The purification process was a previously described method [8]. To purify compound (1), the biotransformation reaction was scaled up to 50 mL containing 100 mg of the extract of Sun Ten Ha-Soo-Oh, which was equally divided into 100 1.5 mL tubes, and the reaction was conducted in an incubator at 50 °C and with 200 rpm shaking for 1.5 h. After the reaction, compound (1) was purified by a preparative YoungLin HPLC system (YL9100, YL Instrument, Gyeonggi-do, South Korea). The elution corresponding to the peak of compound (1) in the HPLC analysis was collected, concentrated by a rotary evaporator (Rotavapor^® R-100, Bunchi company, Tokyo, Japan), and then dehydrated by a freeze dryer (Kingmech Sci. Co., LTD., New Taipei, Taiwan). Finally, 20.3 mg of compound (1) was obtained. The yield of compound (1) is 20.3% from the crude extract of Ha-Soo-Oh. The structure of the compound was confirmed with nucleic magnetic resonance (NMR) and mass spectral analyses. The mass analysis was performed using a HRMS spectrometer (Q-Exactive Plus, Thermo Fisher Scientific, Waltham, MA, USA). ¹H- and ¹³C-NMR, DEPT, HSQC, HMBC, COSY, and NOESY spectra were recorded on a Bruker AV-700 NMR spectrometer (Bruker Company, Billerica, MA, USA) at ambient temperature. Standard pulse sequences and parameters were used for the NMR experiments, and all chemical shifts were reported in parts per million (ppm, δ).

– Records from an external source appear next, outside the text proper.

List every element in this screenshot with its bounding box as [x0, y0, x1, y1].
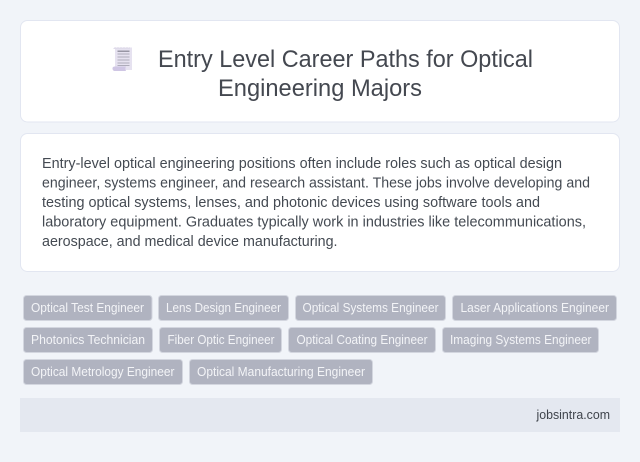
tag: Optical Test Engineer: Optical Test Engineer: [31, 301, 144, 315]
tag: Laser Applications Engineer: Laser Applications Engineer: [460, 301, 609, 315]
tag: Lens Design Engineer: Lens Design Engineer: [166, 301, 281, 315]
tag: Fiber Optic Engineer: [160, 328, 282, 352]
description text: aerospace, and medical device manufacturing.: [42, 234, 338, 250]
title: [158, 46, 533, 102]
tag: Optical Coating Engineer: Optical Coating Engineer: [296, 333, 428, 347]
tag: Imaging Systems Engineer: Imaging Systems Engineer: [450, 333, 592, 347]
description text: [42, 156, 590, 250]
tag: Photonics Technician: [24, 328, 152, 352]
tag: Optical Test Engineer: [24, 296, 152, 320]
tag: Optical Manufacturing Engineer: Optical Manufacturing Engineer: [197, 365, 365, 379]
tag: Laser Applications Engineer: [452, 296, 616, 320]
footer source text: jobsintra.com: [536, 408, 610, 422]
icon: document scroll: [112, 47, 132, 71]
description text: Entry-level optical engineering positions often include roles such as optical design: [42, 156, 562, 172]
tag: Optical Manufacturing Engineer: [190, 360, 372, 384]
tag: Optical Metrology Engineer: [24, 360, 182, 384]
description text: testing optical systems, lenses, and photonic devices using software tools and: [42, 195, 540, 211]
tag: Optical Systems Engineer: Optical Systems Engineer: [302, 301, 438, 315]
tag: Optical Coating Engineer: [288, 328, 436, 352]
description text: laboratory equipment. Graduates typically work in industries like telecommunications,: [42, 214, 586, 230]
tag list: career paths: [24, 296, 616, 384]
description text: engineer, systems engineer, and research assistant. These jobs involve developing and: [42, 176, 590, 192]
footer: [20, 398, 620, 432]
tag: Imaging Systems Engineer: [442, 328, 598, 352]
tag: Optical Metrology Engineer: Optical Metrology Engineer: [31, 365, 174, 379]
tag: Lens Design Engineer: [158, 296, 288, 320]
tag: Photonics Technician: Photonics Technician: [31, 333, 145, 347]
title: Engineering Majors: [218, 75, 422, 102]
panel: header: [20, 20, 620, 122]
panel: description: [20, 134, 620, 272]
tag: Fiber Optic Engineer: Fiber Optic Engineer: [168, 333, 274, 347]
tag: Optical Systems Engineer: [296, 296, 446, 320]
title: Entry Level Career Paths for Optical: [158, 46, 533, 73]
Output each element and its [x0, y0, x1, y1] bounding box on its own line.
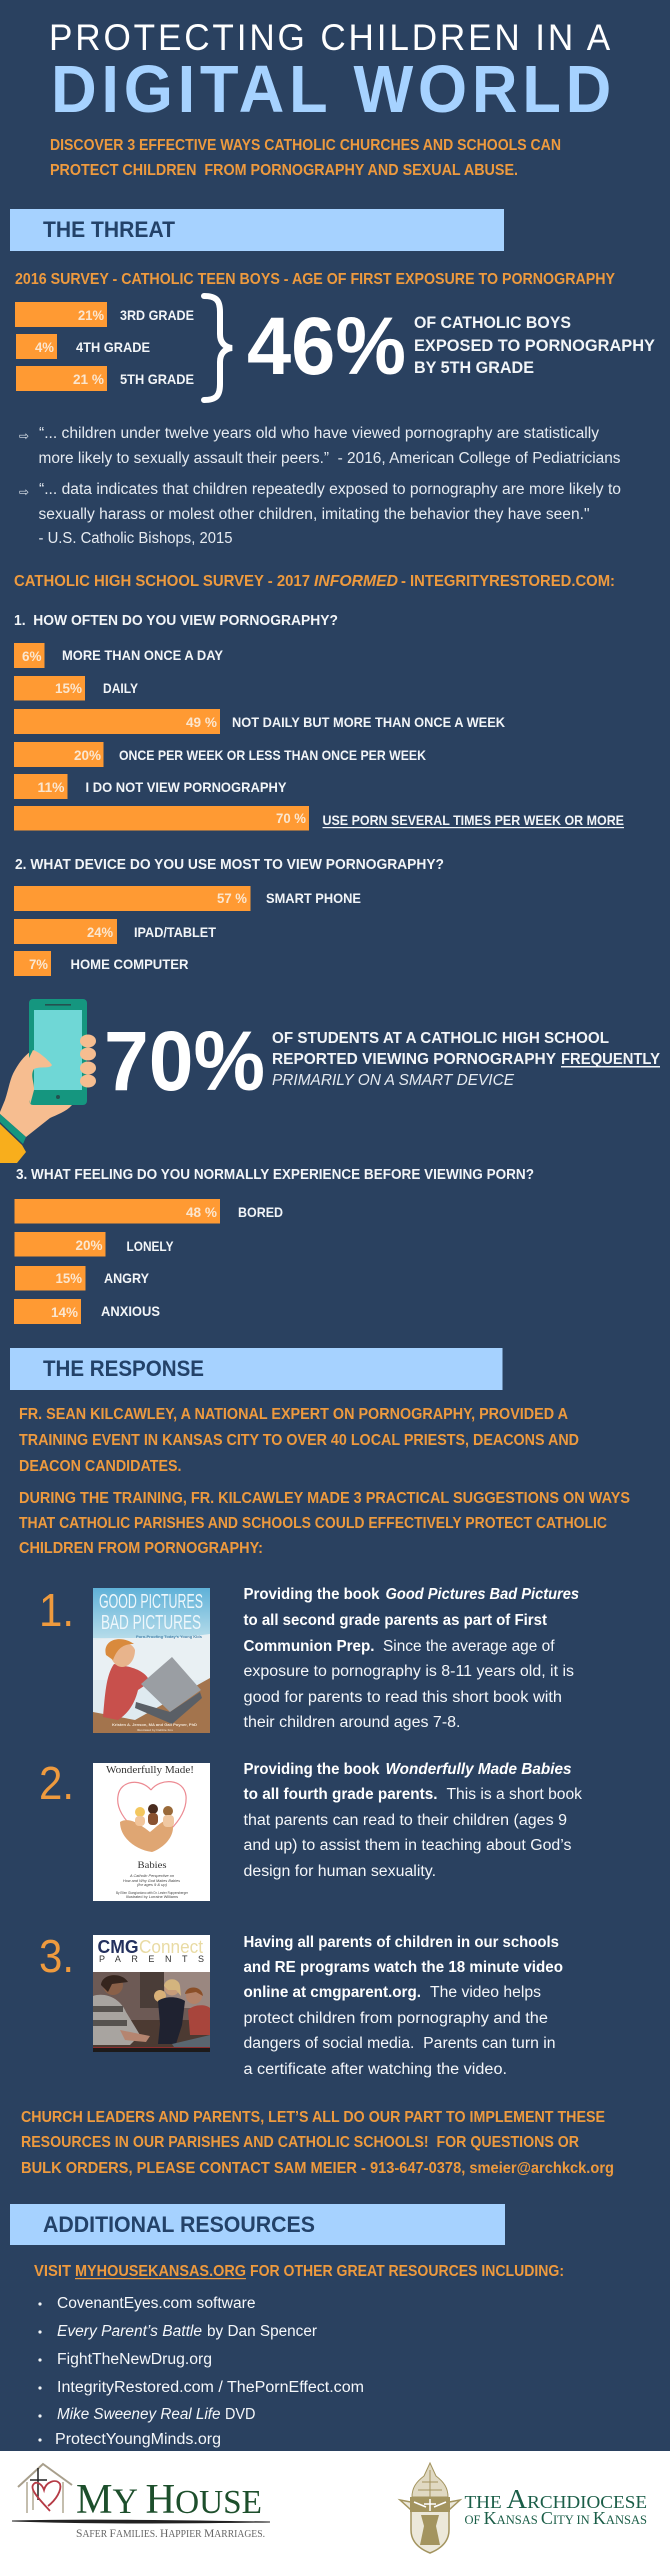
quote: U.S. Catholic Bishops: - U.S. Catholic Bishops, 2015	[38, 530, 232, 547]
bar: do not view: I DO NOT VIEW PORNOGRAPHY	[86, 779, 287, 795]
bar: lonely	[14, 1232, 174, 1256]
text: step 2: This is a short book	[446, 1786, 582, 1803]
bar: smart phone: 57 %	[217, 890, 248, 906]
bar chart: age of first exposure	[15, 302, 194, 391]
bar: 3rd grade	[15, 302, 194, 327]
book cover: Good Pictures Bad Pictures	[93, 1588, 210, 1733]
text: step 2: to all fourth grade parents.	[244, 1786, 438, 1803]
book cover: Good Pictures Bad Pictures: GOOD PICTURES	[99, 1591, 203, 1613]
quote: U.S. Catholic Bishops	[19, 481, 621, 547]
book cover: Wonderfully Made Babies	[93, 1763, 210, 1901]
quote: U.S. Catholic Bishops: “... data indicates that children repeatedly exposed to pornography are more likely to	[39, 481, 621, 498]
resource list: FightTheNewDrug.org	[57, 2351, 212, 2368]
bar: angry: ANGRY	[104, 1270, 150, 1286]
bar: 5th grade	[16, 366, 194, 391]
stat: 70%: 70%	[104, 1014, 265, 1108]
stat caption: EXPOSED TO PORNOGRAPHY	[414, 337, 655, 355]
high school survey heading	[14, 573, 615, 590]
quote: American College of Pediatricians: ⇨	[19, 429, 29, 443]
resource list: ProtectYoungMinds.org	[55, 2431, 221, 2448]
bar: 4th grade: 4TH GRADE	[76, 339, 150, 355]
bar: daily	[14, 676, 139, 700]
text: step 2: Wonderfully Made Babies	[386, 1761, 572, 1778]
bar: lonely: LONELY	[126, 1238, 174, 1254]
stat caption: REPORTED VIEWING PORNOGRAPHY	[272, 1051, 557, 1068]
bar: not daily	[14, 709, 505, 734]
bar: more than once a day: MORE THAN ONCE A DAY	[62, 647, 224, 663]
book cover: Wonderfully Made Babies: (for ages 9 & up)	[137, 1883, 167, 1887]
text: training event	[19, 1406, 579, 1475]
text: practical suggestions	[19, 1490, 630, 1557]
resources intro: VISIT	[34, 2263, 72, 2280]
logo: Archdiocese of Kansas City in Kansas: OF KANSAS CITY IN KANSAS	[464, 2508, 647, 2528]
text: practical suggestions: THAT CATHOLIC PARISHES AND SCHOOLS COULD EFFECTIVELY PROTECT CATHOLIC	[19, 1515, 607, 1532]
text: training event: DEACON CANDIDATES.	[19, 1458, 182, 1475]
bar: once per week: ONCE PER WEEK OR LESS THAN ONCE PER WEEK	[119, 747, 426, 763]
title	[49, 17, 616, 127]
heading: the threat: THE THREAT	[43, 217, 176, 242]
bar chart: feeling	[14, 1199, 283, 1324]
bar: 4th grade: 4%	[35, 339, 55, 355]
text: step 2: and up) to assist them in teaching about God’s	[244, 1837, 572, 1854]
logo: My House	[12, 2464, 270, 2540]
logo: Archdiocese of Kansas City in Kansas: THE ARCHDIOCESE	[464, 2484, 647, 2514]
bar: more than once a day	[14, 643, 224, 668]
bar: daily: DAILY	[103, 680, 139, 696]
stat caption: PRIMARILY ON A SMART DEVICE	[272, 1072, 515, 1089]
resource list	[38, 2295, 364, 2448]
heading: additional resources	[10, 2204, 505, 2245]
callout: call to action: BULK ORDERS, PLEASE CONTACT SAM MEIER - 913-647-0378, smeier@archkck.org	[21, 2160, 614, 2177]
text: step 1: Good Pictures Bad Pictures	[386, 1586, 579, 1603]
text: step 1: exposure to pornography is 8-11 years old, it is	[244, 1663, 574, 1680]
bar: bored: 48 %	[186, 1204, 218, 1220]
text: step 1: Communion Prep.	[244, 1638, 374, 1655]
text: step 2: that parents can read to their children (ages 9	[244, 1812, 567, 1829]
bar: do not view	[14, 774, 287, 799]
stat caption: OF STUDENTS AT A CATHOLIC HIGH SCHOOL	[272, 1030, 609, 1047]
book cover: Wonderfully Made Babies: Wonderfully Made!	[106, 1765, 194, 1776]
bar: bored: BORED	[238, 1204, 283, 1220]
bar: several times per week	[14, 806, 624, 830]
logo: Archdiocese of Kansas City in Kansas	[400, 2463, 647, 2553]
stat caption: FREQUENTLY	[561, 1051, 661, 1068]
book cover: Good Pictures Bad Pictures: Porn-Proofing Today's Young Kids	[136, 1634, 203, 1639]
text: step 3: online at cmgparent.org.	[244, 1984, 421, 2001]
book cover: Wonderfully Made Babies: Babies	[138, 1861, 167, 1871]
bar: home computer	[14, 951, 188, 976]
logo: My House: MY HOUSE	[76, 2477, 262, 2523]
subtitle	[50, 137, 561, 179]
book cover: Wonderfully Made Babies: A Catholic Perspective on	[129, 1874, 174, 1878]
brace	[204, 296, 232, 400]
video thumbnail: CMG Connect Parents: Connect	[139, 1937, 203, 1957]
book cover: Good Pictures Bad Pictures: BAD PICTURES	[101, 1612, 201, 1634]
text: step 1: good for parents to read this short book with	[244, 1689, 562, 1706]
bar: 4th grade	[16, 334, 150, 359]
high school survey heading: INFORMED	[314, 573, 398, 590]
bar: angry	[15, 1266, 150, 1290]
book cover: Wonderfully Made Babies: Illustrated by Lorraine Williams	[126, 1895, 178, 1899]
bar: angry: 15%	[56, 1270, 83, 1286]
text: step 3: The video helps	[430, 1984, 541, 2001]
quote: U.S. Catholic Bishops: ⇨	[19, 485, 29, 499]
resource list: Every Parent’s Battle	[57, 2323, 202, 2340]
bar: 3rd grade: 3RD GRADE	[120, 307, 194, 323]
book cover: Good Pictures Bad Pictures: Kristen A. Jenson, MA and Gail Poyner, PhD	[112, 1722, 197, 1727]
resource list: CovenantEyes.com software	[57, 2295, 256, 2312]
resource list: Mike Sweeney Real Life	[57, 2406, 221, 2423]
bar chart: device	[14, 886, 361, 976]
resource list: IntegrityRestored.com / ThePornEffect.com	[57, 2379, 364, 2396]
text: step 1	[244, 1586, 579, 1731]
bar: anxious: ANXIOUS	[101, 1303, 160, 1319]
title: DIGITAL WORLD	[51, 52, 616, 127]
bar: once per week: 20%	[74, 747, 102, 763]
text: practical suggestions: DURING THE TRAINING, FR. KILCAWLEY MADE 3 PRACTICAL SUGGESTIONS ON WAYS	[19, 1490, 630, 1507]
bar: daily: 15%	[55, 680, 83, 696]
text: step 2: design for human sexuality.	[244, 1863, 436, 1880]
callout: call to action: CHURCH LEADERS AND PARENTS, LET’S ALL DO OUR PART TO IMPLEMENT THESE	[21, 2109, 605, 2126]
number 3: 3.	[39, 1930, 74, 1982]
bar: 5th grade: 5TH GRADE	[120, 371, 194, 387]
bar: once per week	[14, 742, 426, 767]
bar: anxious: 14%	[51, 1304, 79, 1320]
text: step 3: and RE programs watch the 18 minute video	[244, 1959, 563, 1976]
heading: additional resources: ADDITIONAL RESOURCES	[43, 2212, 315, 2237]
bar: do not view: 11%	[38, 779, 65, 795]
bar: bored	[14, 1199, 283, 1224]
text: training event: FR. SEAN KILCAWLEY, A NATIONAL EXPERT ON PORNOGRAPHY, PROVIDED A	[19, 1406, 568, 1423]
survey heading: 2016 SURVEY - CATHOLIC TEEN BOYS - AGE OF FIRST EXPOSURE TO PORNOGRAPHY	[15, 271, 616, 288]
text: step 2: Providing the book	[244, 1761, 380, 1778]
bar: more than once a day: 6%	[22, 648, 42, 664]
subtitle: PROTECT CHILDREN FROM PORNOGRAPHY AND SEXUAL ABUSE.	[50, 162, 518, 179]
video thumbnail: CMG Connect Parents	[93, 1935, 210, 2052]
bar: not daily: 49 %	[186, 714, 218, 730]
number 1: 1.	[39, 1584, 74, 1636]
question 2: 2. WHAT DEVICE DO YOU USE MOST TO VIEW PORNOGRAPHY?	[15, 857, 444, 873]
bar: smart phone	[14, 886, 361, 911]
bar: tablet: IPAD/TABLET	[134, 924, 216, 940]
stat caption: BY 5TH GRADE	[414, 359, 534, 377]
stat caption	[272, 1030, 661, 1089]
book cover: Good Pictures Bad Pictures: Illustrated by Debbie Fox	[137, 1728, 174, 1732]
bar: anxious	[14, 1299, 160, 1324]
video thumbnail: CMG Connect Parents: PARENTS	[99, 1954, 204, 1964]
stat caption	[414, 314, 655, 377]
bar: 3rd grade: 21%	[78, 307, 105, 323]
heading: the response	[10, 1348, 502, 1390]
resources intro	[34, 2263, 564, 2280]
book cover: Wonderfully Made Babies: By Ellen Giangiordano with Dr. Lester Ruppersberger	[116, 1891, 189, 1895]
high school survey heading: - INTEGRITYRESTORED.COM:	[401, 573, 615, 590]
footer	[0, 2451, 670, 2560]
text: step 3: dangers of social media. Parents can turn in	[244, 2035, 556, 2052]
subtitle: DISCOVER 3 EFFECTIVE WAYS CATHOLIC CHURCHES AND SCHOOLS CAN	[50, 137, 561, 154]
text: step 2	[244, 1761, 582, 1880]
quote: American College of Pediatricians: more likely to sexually assault their peers.” - 2016, American College of Pediatricians	[38, 450, 621, 467]
text: training event: TRAINING EVENT IN KANSAS CITY TO OVER 40 LOCAL PRIESTS, DEACONS AND	[19, 1432, 579, 1449]
text: step 3	[244, 1934, 563, 2078]
heading: the response: THE RESPONSE	[43, 1356, 204, 1381]
bar: not daily: NOT DAILY BUT MORE THAN ONCE A WEEK	[232, 714, 505, 730]
resource list: DVD	[225, 2406, 256, 2423]
title: PROTECTING CHILDREN IN A	[49, 17, 613, 58]
question 1: 1. HOW OFTEN DO YOU VIEW PORNOGRAPHY?	[14, 613, 338, 629]
text: step 3: protect children from pornography and the	[244, 2010, 548, 2027]
text: step 3: Having all parents of children in our schools	[244, 1934, 559, 1951]
text: step 1: Providing the book	[244, 1586, 380, 1603]
bar: lonely: 20%	[76, 1237, 103, 1253]
bar: several times per week: 70 %	[276, 810, 307, 826]
resources intro: FOR OTHER GREAT RESOURCES INCLUDING:	[250, 2263, 564, 2280]
video thumbnail: CMG Connect Parents: CMG	[98, 1937, 138, 1957]
bar: home computer: 7%	[29, 956, 49, 972]
quote: U.S. Catholic Bishops: sexually harass or molest other children, imitating the behavior they have seen."	[38, 506, 590, 523]
bar: tablet	[14, 919, 216, 944]
text: step 1: to all second grade parents as part of First	[244, 1612, 547, 1629]
bar: home computer: HOME COMPUTER	[70, 956, 188, 972]
icon: hand holding phone	[0, 999, 96, 1163]
resources intro: MYHOUSEKANSAS.ORG	[75, 2263, 246, 2280]
text: step 1: Since the average age of	[383, 1638, 555, 1655]
stat: 46%: 46%	[247, 301, 406, 392]
number 2: 2.	[39, 1757, 74, 1809]
bar: tablet: 24%	[87, 924, 114, 940]
high school survey heading: CATHOLIC HIGH SCHOOL SURVEY - 2017	[14, 573, 310, 590]
callout: call to action: RESOURCES IN OUR PARISHES AND CATHOLIC SCHOOLS! FOR QUESTIONS OR	[21, 2134, 579, 2151]
text: step 3: a certificate after watching the video.	[244, 2061, 507, 2078]
book cover: Wonderfully Made Babies: How and Why God Makes Babies	[123, 1879, 180, 1883]
resource list: by Dan Spencer	[207, 2323, 317, 2340]
callout: call to action	[21, 2109, 614, 2177]
bar: 5th grade: 21 %	[73, 371, 105, 387]
text: step 1: their children around ages 7-8.	[244, 1714, 460, 1731]
bar: smart phone: SMART PHONE	[266, 890, 361, 906]
stat caption: OF CATHOLIC BOYS	[414, 314, 571, 332]
question 3: 3. WHAT FEELING DO YOU NORMALLY EXPERIENCE BEFORE VIEWING PORN?	[16, 1167, 534, 1183]
logo: My House: SAFER FAMILIES. HAPPIER MARRIAGES.	[76, 2526, 265, 2540]
quote: American College of Pediatricians	[19, 425, 621, 467]
quote: American College of Pediatricians: “... children under twelve years old who have viewed pornography are statistically	[39, 425, 599, 442]
text: practical suggestions: CHILDREN FROM PORNOGRAPHY:	[19, 1540, 263, 1557]
bar chart: how often	[14, 643, 624, 830]
heading: the threat	[10, 209, 504, 251]
bar: several times per week: USE PORN SEVERAL TIMES PER WEEK OR MORE	[322, 812, 624, 828]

3.6. Determination of DPPH Free Radical-Scavenging Activity

The assay was performed as previously described [8], with minor modifications. The tested sample (dissolved in DMSO) was added to the DPPH solution (1 mM in methanol) to a final volume of 0.1 mL. After 15 min of the reaction, the absorbance of the reaction mixture was measured at 517 nm with a microplate reader (Sunrise, Tecan, Männedorf, Switzerland). Ascorbic acid (dissolved in DMSO) was used as a positive antioxidant standard. The DPPH free radical-scavenging activity was calculated as follows:

DPPH free radical scavenging-activity = (OD₅₁₇ of the control reaction − OD₅₁₇ of the reaction)/(OD₅₁₇ of the control reaction).

(1)

The concentration of an inhibitor required to scavenge 50% of the initial DPPH free radicals under the assay conditions is defined as the IC₅₀ value.

4. Conclusions

A new stilbene glucoside, PSG, was catalyzed by BmTYR from crude extract of a Chinese herb (Ha-Soo-Oh), which is directly isolated via the biotransformation-guided purification (BGP) process. The structure of PSG further revealed the precursor TSG isolated from Ha-Soo-Oh could be catalyzed by BmTYR. The newly identified PSG possessed comparable DPPH free radical-scavenging activity with that of ascorbic acid, which was 4.7-fold higher than that of its precursor, TSG. The present study showed that the BGP is an alternative process to obtain new bioactive molecules directly from herb crude extracts.